One of the essential needs of Enterprise-class analytic tools is the ability to scale to large volumes of data.
DataWalk technology uses a horizontally scalable architecture for storing and processing data, with a highly standardized, universal physical data model. This universal physical model is never changed, and translates any set of business queries into a finite set of queries with exceptional efficiency. What makes it possible is a connection of characteristics of graph databases (though DataWalk does not actually use a graph database) with the efficiency and scalability of MPP system processing (Massively Parallel Processing).
A unique data storage solution enables flexible information management with the high efficiency required for deploying Enterprise-class analytical environments. PiLab’s “Abstraction Engine” technology allows users to ask any queries in business terminology, without using SQL or other programming languages. Thanks to this technology, fast, complex, multi-dimensional analyses can be done on large, multi-billion record data sets.
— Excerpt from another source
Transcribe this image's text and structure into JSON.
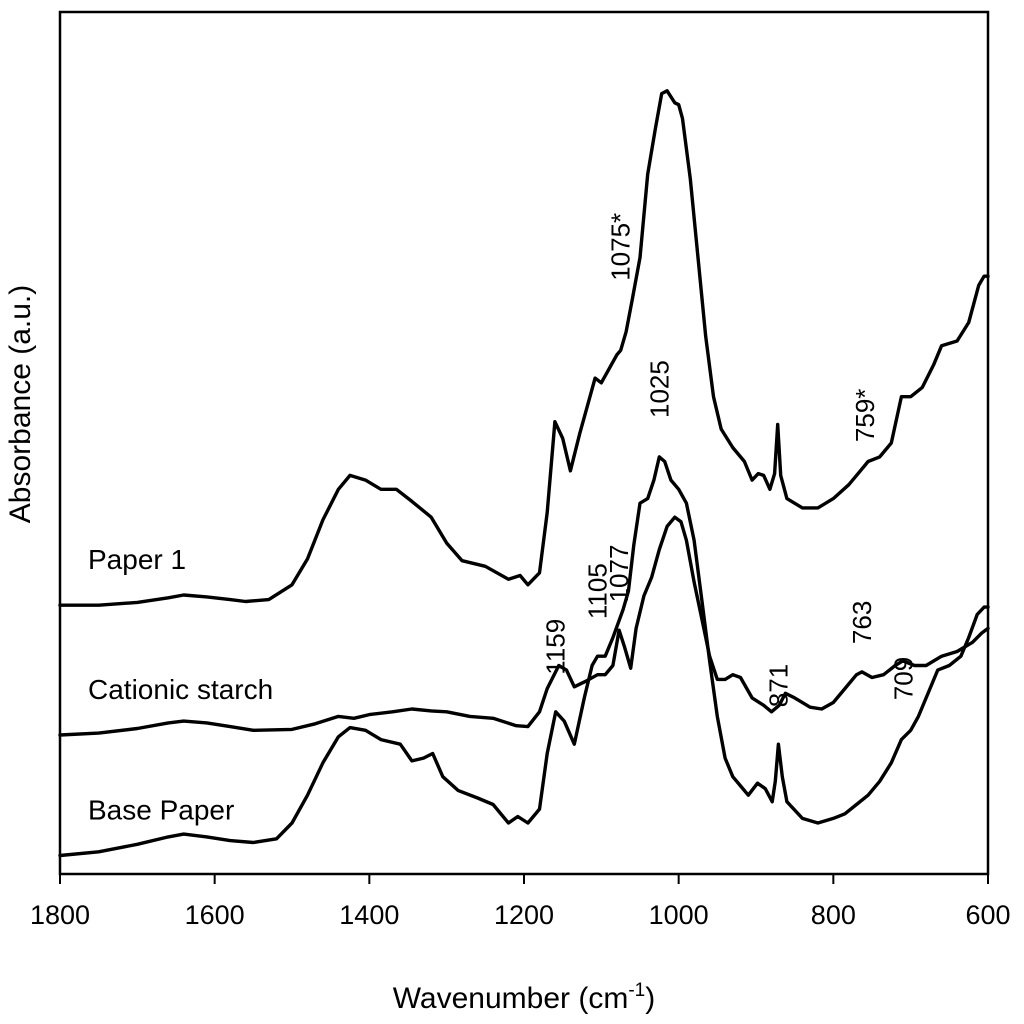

PiLab’s FlexStructure technology is what enables the physical structure of DataWalk data to remain unchanged, regardless of the type of implementation, business logic or objects involved. Thus, the logical data structure can be flexibly modified on the fly (i.e., a logical data model) and there is no need to introduce changes in the physical model or interrupt system operation to change this structure. As the DataWalk structure is highly standardized, data can be evenly distributed across many nodes, which enables equal distribution of computing power necessary to quickly get answers. With DataWalk, the cost of changing the model of business objects is so low that users can experiment with the logical model and modify it freely in real time (e.g., creating new connections, modifying the existing ones, or adding new sources and object descriptions).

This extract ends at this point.